The Buffalo Bills locked down the 2 seed in the AFC on Wednesday when the Kansas City Chiefs defeated the Pittsburgh Steelers. As big of an accomplishment as it is for the team, it likely means even more for Bills safety Damar Hamlin.
It’s not hard to remember when the NFL was forced to end a game between the Bills and the Cincinnati Bengals because Hamlin suffered commotio cordis.
Hamlin is healthy and back on the field, now but he’s not stopping raising awareness for heart conditions. Per ESPN, United States President Joe Biden signed the HEARTS Act into law, a bill that Hamlin heavily supported and aims to improve resources for access to heart health.
Fans reacted to the news on social media.
“The law will help put automated external defibrillators in schools and make CPR training more accessible by creating a grant program at the U.S. Department of Health and Human Services to support CPR and AED training in elementary and secondary schools with the purchase of AEDs, funding AED and CPR training, and the development of cardiac emergency response plans,” one fan wrote on Twitter.

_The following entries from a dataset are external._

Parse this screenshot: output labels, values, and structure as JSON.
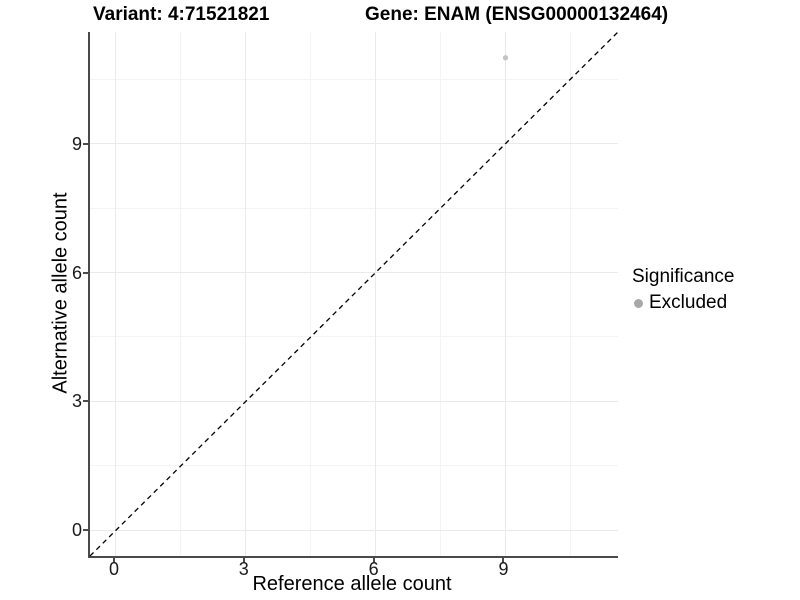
{
  "header": {
    "variant_title": "Variant: 4:71521821",
    "gene_title": "Gene: ENAM (ENSG00000132464)"
  },
  "chart_data": {
    "type": "scatter",
    "title_left": "Variant: 4:71521821",
    "title_right": "Gene: ENAM (ENSG00000132464)",
    "xlabel": "Reference allele count",
    "ylabel": "Alternative allele count",
    "xlim": [
      -0.6,
      11.6
    ],
    "ylim": [
      -0.6,
      11.6
    ],
    "xticks": [
      0,
      3,
      6,
      9
    ],
    "yticks": [
      0,
      3,
      6,
      9
    ],
    "minor_ticks": [
      1.5,
      4.5,
      7.5,
      10.5
    ],
    "grid": "on",
    "points": [
      {
        "x": 9,
        "y": 11,
        "significance": "Excluded"
      }
    ],
    "point_color": "#c3c3c3",
    "point_radius": 2.6,
    "reference_line": {
      "type": "identity",
      "style": "dashed",
      "color": "#000000"
    },
    "legend": {
      "title": "Significance",
      "position": "right",
      "entries": [
        {
          "label": "Excluded",
          "color": "#a8a8a8"
        }
      ]
    }
  },
  "colors": {
    "axis_line": "#4a4a4a",
    "major_grid": "#eaeaea",
    "minor_grid": "#f4f4f4",
    "text": "#000000",
    "background": "#ffffff"
  }
}
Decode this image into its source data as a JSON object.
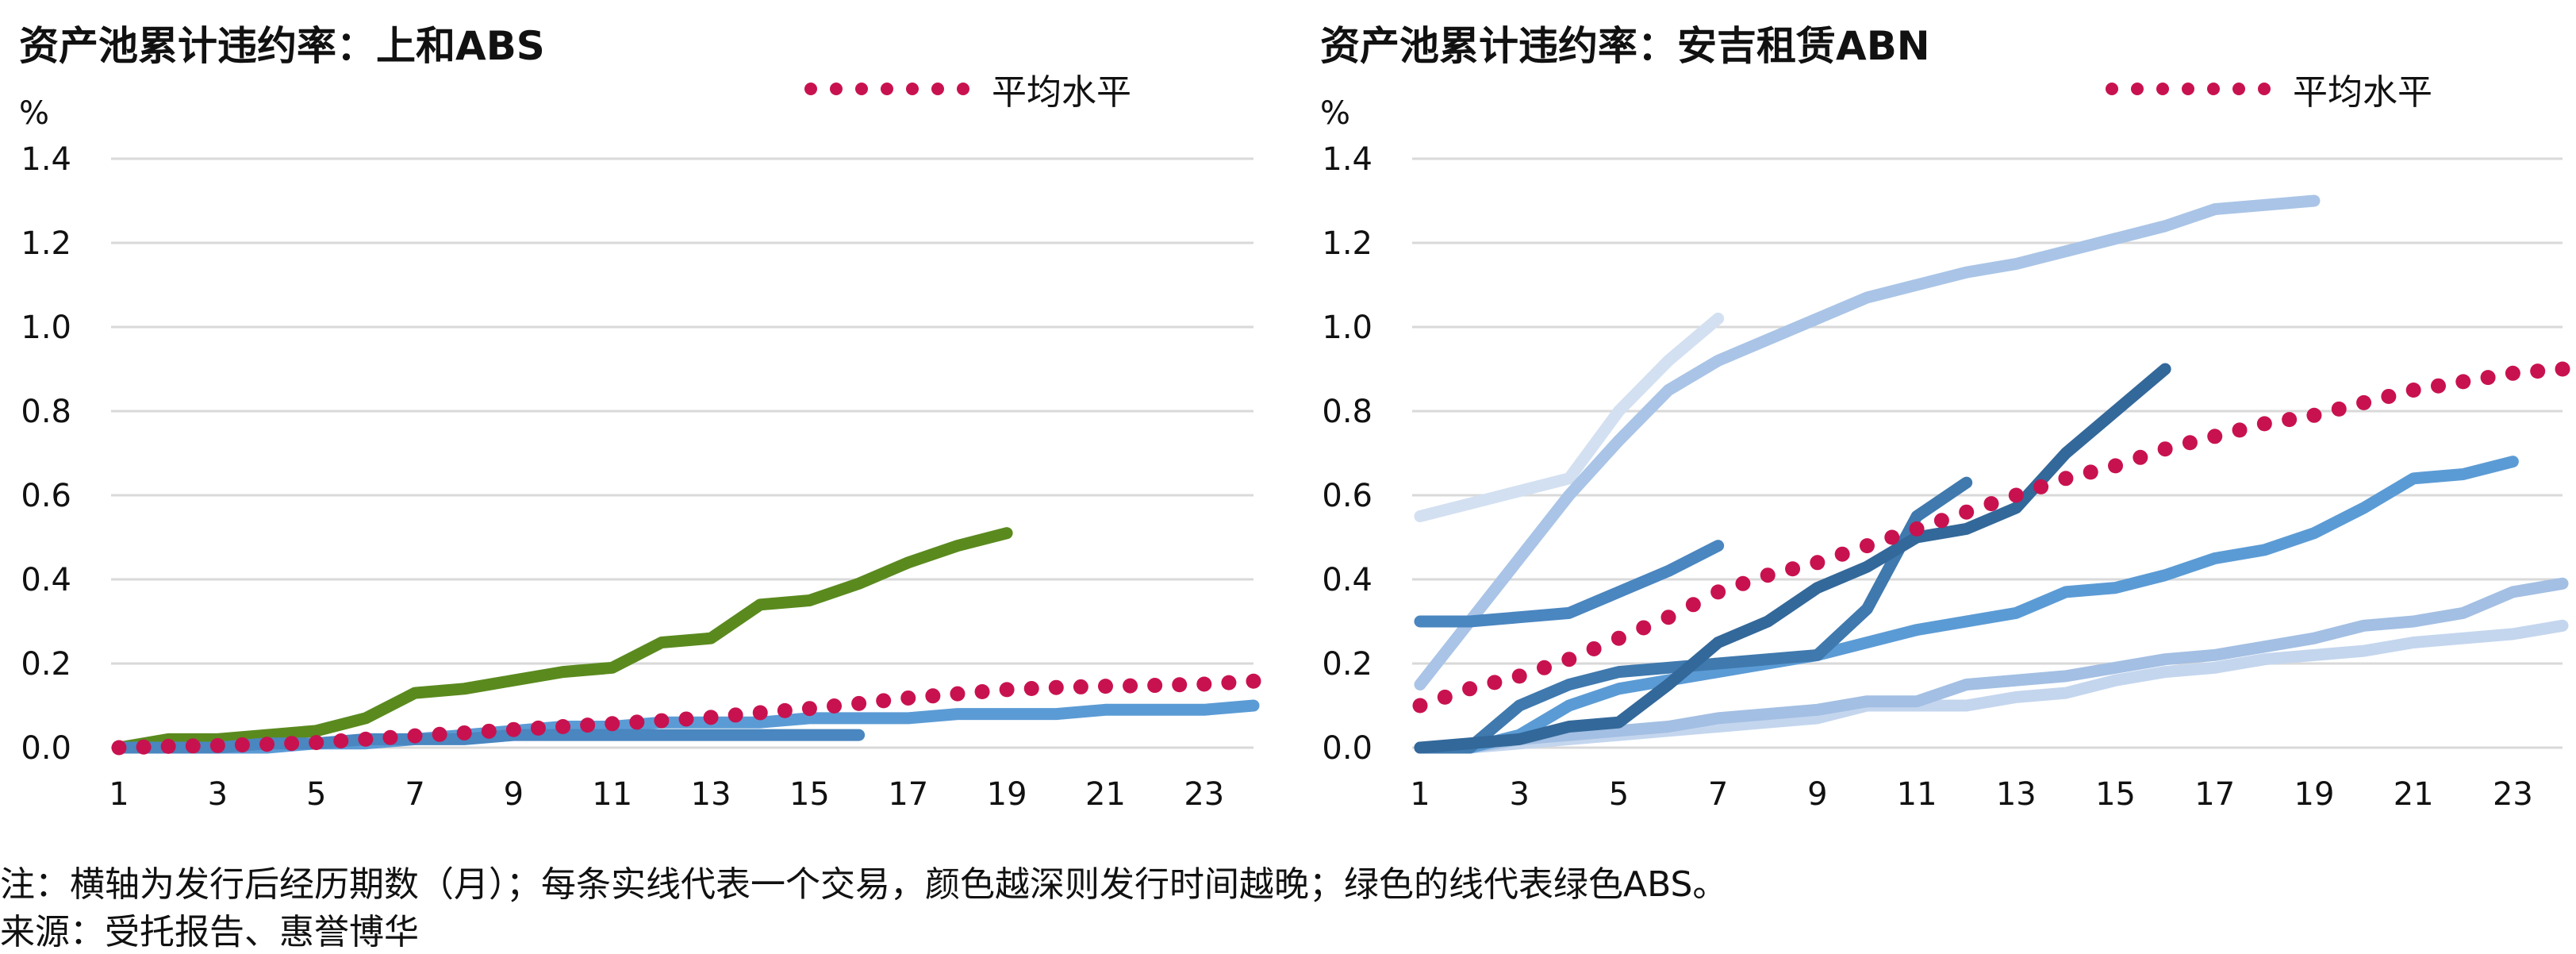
{
  "note": "注：横轴为发行后经历期数（月）；每条实线代表一个交易，颜色越深则发行时间越晚；绿色的线代表绿色ABS。",
  "source": "来源：受托报告、惠誉博华",
  "colors": {
    "average": "#C8124F",
    "green": "#5A8A1E",
    "grid": "#D9D9D9"
  },
  "chart_data": [
    {
      "type": "line",
      "title": "资产池累计违约率：上和ABS",
      "unit_label": "%",
      "legend": {
        "label": "平均水平",
        "placement": "top-right"
      },
      "ylim": [
        0,
        1.4
      ],
      "yticks": [
        "0.0",
        "0.2",
        "0.4",
        "0.6",
        "0.8",
        "1.0",
        "1.2",
        "1.4"
      ],
      "xlim": [
        1,
        24
      ],
      "xticks": [
        "1",
        "3",
        "5",
        "7",
        "9",
        "11",
        "13",
        "15",
        "17",
        "19",
        "21",
        "23"
      ],
      "grid": true,
      "series": [
        {
          "color": "#5A8A1E",
          "style": "solid",
          "x": [
            1,
            2,
            3,
            4,
            5,
            6,
            7,
            8,
            9,
            10,
            11,
            12,
            13,
            14,
            15,
            16,
            17,
            18,
            19
          ],
          "y": [
            0.0,
            0.02,
            0.02,
            0.03,
            0.04,
            0.07,
            0.13,
            0.14,
            0.16,
            0.18,
            0.19,
            0.25,
            0.26,
            0.34,
            0.35,
            0.39,
            0.44,
            0.48,
            0.51
          ]
        },
        {
          "color": "#5B9BD5",
          "style": "solid",
          "x": [
            1,
            2,
            3,
            4,
            5,
            6,
            7,
            8,
            9,
            10,
            11,
            12,
            13,
            14,
            15,
            16,
            17,
            18,
            19,
            20,
            21,
            22,
            23,
            24
          ],
          "y": [
            0.0,
            0.0,
            0.0,
            0.0,
            0.01,
            0.01,
            0.02,
            0.03,
            0.04,
            0.05,
            0.05,
            0.06,
            0.06,
            0.06,
            0.07,
            0.07,
            0.07,
            0.08,
            0.08,
            0.08,
            0.09,
            0.09,
            0.09,
            0.1
          ]
        },
        {
          "color": "#4A86C0",
          "style": "solid",
          "x": [
            1,
            2,
            3,
            4,
            5,
            6,
            7,
            8,
            9,
            10,
            11,
            12,
            13,
            14,
            15,
            16
          ],
          "y": [
            0.0,
            0.0,
            0.0,
            0.01,
            0.01,
            0.02,
            0.02,
            0.02,
            0.03,
            0.03,
            0.03,
            0.03,
            0.03,
            0.03,
            0.03,
            0.03
          ]
        },
        {
          "color": "#C8124F",
          "style": "dotted",
          "x": [
            1,
            2,
            3,
            4,
            5,
            6,
            7,
            8,
            9,
            10,
            11,
            12,
            13,
            14,
            15,
            16,
            17,
            18,
            19,
            20,
            21,
            22,
            23,
            24
          ],
          "y": [
            0.0,
            0.003,
            0.005,
            0.008,
            0.012,
            0.02,
            0.028,
            0.035,
            0.043,
            0.05,
            0.057,
            0.064,
            0.072,
            0.083,
            0.093,
            0.105,
            0.118,
            0.128,
            0.138,
            0.143,
            0.146,
            0.148,
            0.151,
            0.158
          ]
        }
      ]
    },
    {
      "type": "line",
      "title": "资产池累计违约率：安吉租赁ABN",
      "unit_label": "%",
      "legend": {
        "label": "平均水平",
        "placement": "top-right"
      },
      "ylim": [
        0,
        1.4
      ],
      "yticks": [
        "0.0",
        "0.2",
        "0.4",
        "0.6",
        "0.8",
        "1.0",
        "1.2",
        "1.4"
      ],
      "xlim": [
        1,
        24
      ],
      "xticks": [
        "1",
        "3",
        "5",
        "7",
        "9",
        "11",
        "13",
        "15",
        "17",
        "19",
        "21",
        "23"
      ],
      "grid": true,
      "series": [
        {
          "color": "#D3E0F1",
          "style": "solid",
          "x": [
            1,
            2,
            3,
            4,
            5,
            6,
            7
          ],
          "y": [
            0.55,
            0.58,
            0.61,
            0.64,
            0.8,
            0.92,
            1.02
          ]
        },
        {
          "color": "#A9C4E6",
          "style": "solid",
          "x": [
            1,
            2,
            3,
            4,
            5,
            6,
            7,
            8,
            9,
            10,
            11,
            12,
            13,
            14,
            15,
            16,
            17,
            18,
            19
          ],
          "y": [
            0.15,
            0.3,
            0.45,
            0.6,
            0.73,
            0.85,
            0.92,
            0.97,
            1.02,
            1.07,
            1.1,
            1.13,
            1.15,
            1.18,
            1.21,
            1.24,
            1.28,
            1.29,
            1.3
          ]
        },
        {
          "color": "#C4D6EE",
          "style": "solid",
          "x": [
            1,
            2,
            3,
            4,
            5,
            6,
            7,
            8,
            9,
            10,
            11,
            12,
            13,
            14,
            15,
            16,
            17,
            18,
            19,
            20,
            21,
            22,
            23,
            24
          ],
          "y": [
            0.0,
            0.0,
            0.01,
            0.02,
            0.03,
            0.04,
            0.05,
            0.06,
            0.07,
            0.1,
            0.1,
            0.1,
            0.12,
            0.13,
            0.16,
            0.18,
            0.19,
            0.21,
            0.22,
            0.23,
            0.25,
            0.26,
            0.27,
            0.29
          ]
        },
        {
          "color": "#A3BFE3",
          "style": "solid",
          "x": [
            1,
            2,
            3,
            4,
            5,
            6,
            7,
            8,
            9,
            10,
            11,
            12,
            13,
            14,
            15,
            16,
            17,
            18,
            19,
            20,
            21,
            22,
            23,
            24
          ],
          "y": [
            0.0,
            0.0,
            0.02,
            0.03,
            0.04,
            0.05,
            0.07,
            0.08,
            0.09,
            0.11,
            0.11,
            0.15,
            0.16,
            0.17,
            0.19,
            0.21,
            0.22,
            0.24,
            0.26,
            0.29,
            0.3,
            0.32,
            0.37,
            0.39
          ]
        },
        {
          "color": "#5B9BD5",
          "style": "solid",
          "x": [
            1,
            2,
            3,
            4,
            5,
            6,
            7,
            8,
            9,
            10,
            11,
            12,
            13,
            14,
            15,
            16,
            17,
            18,
            19,
            20,
            21,
            22,
            23
          ],
          "y": [
            0.0,
            0.0,
            0.03,
            0.1,
            0.14,
            0.16,
            0.18,
            0.2,
            0.22,
            0.25,
            0.28,
            0.3,
            0.32,
            0.37,
            0.38,
            0.41,
            0.45,
            0.47,
            0.51,
            0.57,
            0.64,
            0.65,
            0.68
          ]
        },
        {
          "color": "#4A86C0",
          "style": "solid",
          "x": [
            1,
            2,
            3,
            4,
            5,
            6,
            7
          ],
          "y": [
            0.3,
            0.3,
            0.31,
            0.32,
            0.37,
            0.42,
            0.48
          ]
        },
        {
          "color": "#3F79AE",
          "style": "solid",
          "x": [
            1,
            2,
            3,
            4,
            5,
            6,
            7,
            8,
            9,
            10,
            11,
            12
          ],
          "y": [
            0.0,
            0.0,
            0.1,
            0.15,
            0.18,
            0.19,
            0.2,
            0.21,
            0.22,
            0.33,
            0.55,
            0.63
          ]
        },
        {
          "color": "#33689A",
          "style": "solid",
          "x": [
            1,
            2,
            3,
            4,
            5,
            6,
            7,
            8,
            9,
            10,
            11,
            12,
            13,
            14,
            15,
            16
          ],
          "y": [
            0.0,
            0.01,
            0.02,
            0.05,
            0.06,
            0.15,
            0.25,
            0.3,
            0.38,
            0.43,
            0.5,
            0.52,
            0.57,
            0.7,
            0.8,
            0.9
          ]
        },
        {
          "color": "#C8124F",
          "style": "dotted",
          "x": [
            1,
            2,
            3,
            4,
            5,
            6,
            7,
            8,
            9,
            10,
            11,
            12,
            13,
            14,
            15,
            16,
            17,
            18,
            19,
            20,
            21,
            22,
            23,
            24
          ],
          "y": [
            0.1,
            0.14,
            0.17,
            0.21,
            0.26,
            0.31,
            0.37,
            0.41,
            0.44,
            0.48,
            0.52,
            0.56,
            0.6,
            0.64,
            0.67,
            0.71,
            0.74,
            0.77,
            0.79,
            0.82,
            0.85,
            0.87,
            0.89,
            0.9
          ]
        }
      ]
    }
  ]
}
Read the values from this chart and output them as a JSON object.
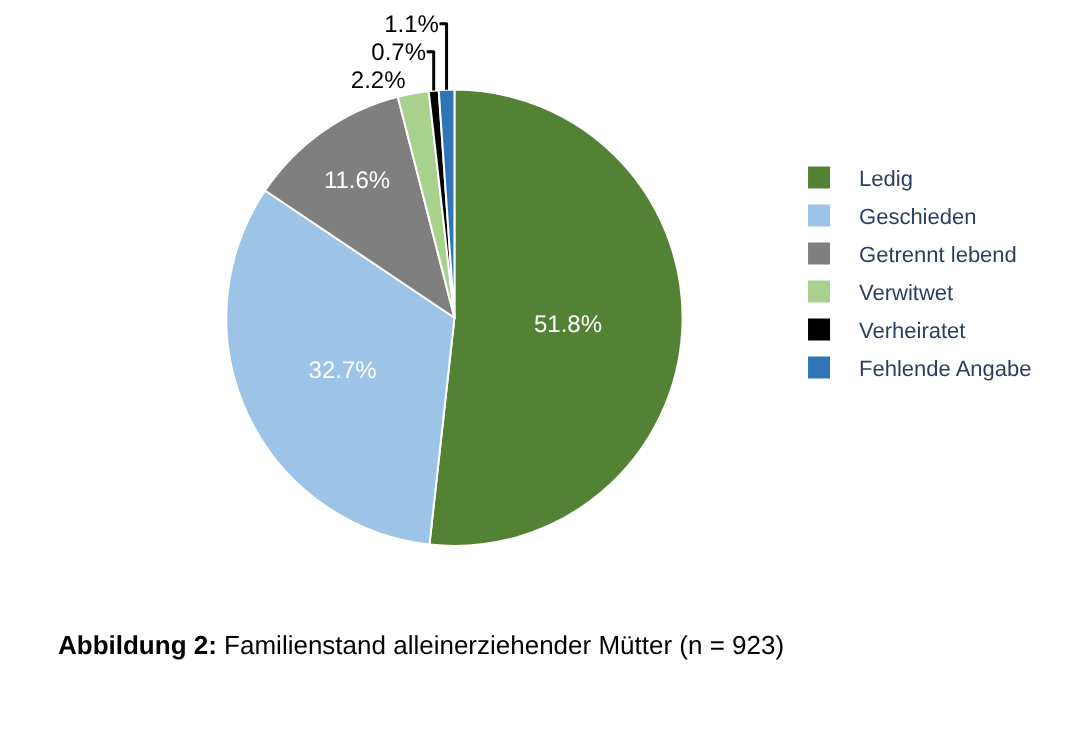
{
  "chart_data": {
    "type": "pie",
    "categories": [
      "Ledig",
      "Geschieden",
      "Getrennt lebend",
      "Verwitwet",
      "Verheiratet",
      "Fehlende Angabe"
    ],
    "values": [
      51.8,
      32.7,
      11.6,
      2.2,
      0.7,
      1.1
    ],
    "value_labels": [
      "51.8%",
      "32.7%",
      "11.6%",
      "2.2%",
      "0.7%",
      "1.1%"
    ],
    "colors": [
      "#548235",
      "#9dc3e6",
      "#7f7f7f",
      "#a9d18e",
      "#000000",
      "#2e75b6"
    ],
    "legend": "right",
    "annotations": [
      "Abbildung 2: Familienstand alleinerziehender Mütter (n = 923)"
    ]
  }
}
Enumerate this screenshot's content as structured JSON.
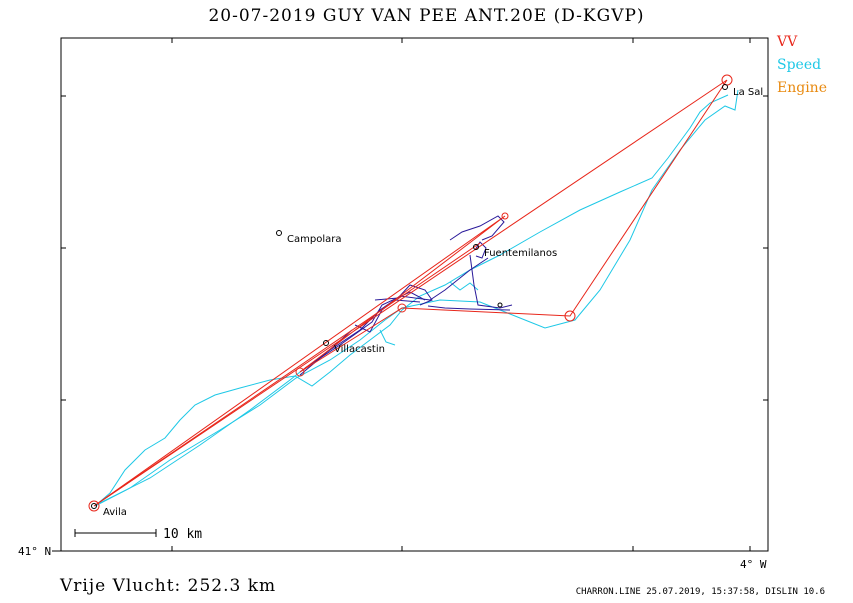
{
  "title": "20-07-2019   GUY VAN PEE   ANT.20E (D-KGVP)",
  "legend": {
    "vv": "VV",
    "speed": "Speed",
    "engine": "Engine"
  },
  "colors": {
    "vv": "#e8261a",
    "speed": "#1ec8e6",
    "engine": "#e88a10",
    "track": "#2a1a9a"
  },
  "axes": {
    "lat_label": "41° N",
    "lon_label": "4° W"
  },
  "scale_bar": {
    "label": "10 km"
  },
  "places": [
    {
      "name": "Avila"
    },
    {
      "name": "La Sal"
    },
    {
      "name": "Campolara"
    },
    {
      "name": "Fuentemilanos"
    },
    {
      "name": "Villacastin"
    }
  ],
  "distance": "Vrije Vlucht:  252.3 km",
  "footer": "CHARRON.LINE 25.07.2019, 15:37:58, DISLIN 10.6"
}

“Glad that he could take his circumstances and use them for good,” another fan added.
“The fact that it took an athlete on national television for laws like this to pass shows how slow American health is. Will it take more CTE deaths for head trauma to stop being normalised on the field, at job sites and in classrooms,” one person added.
It’s a good thing that some good is coming from Hamlin’s scary moment.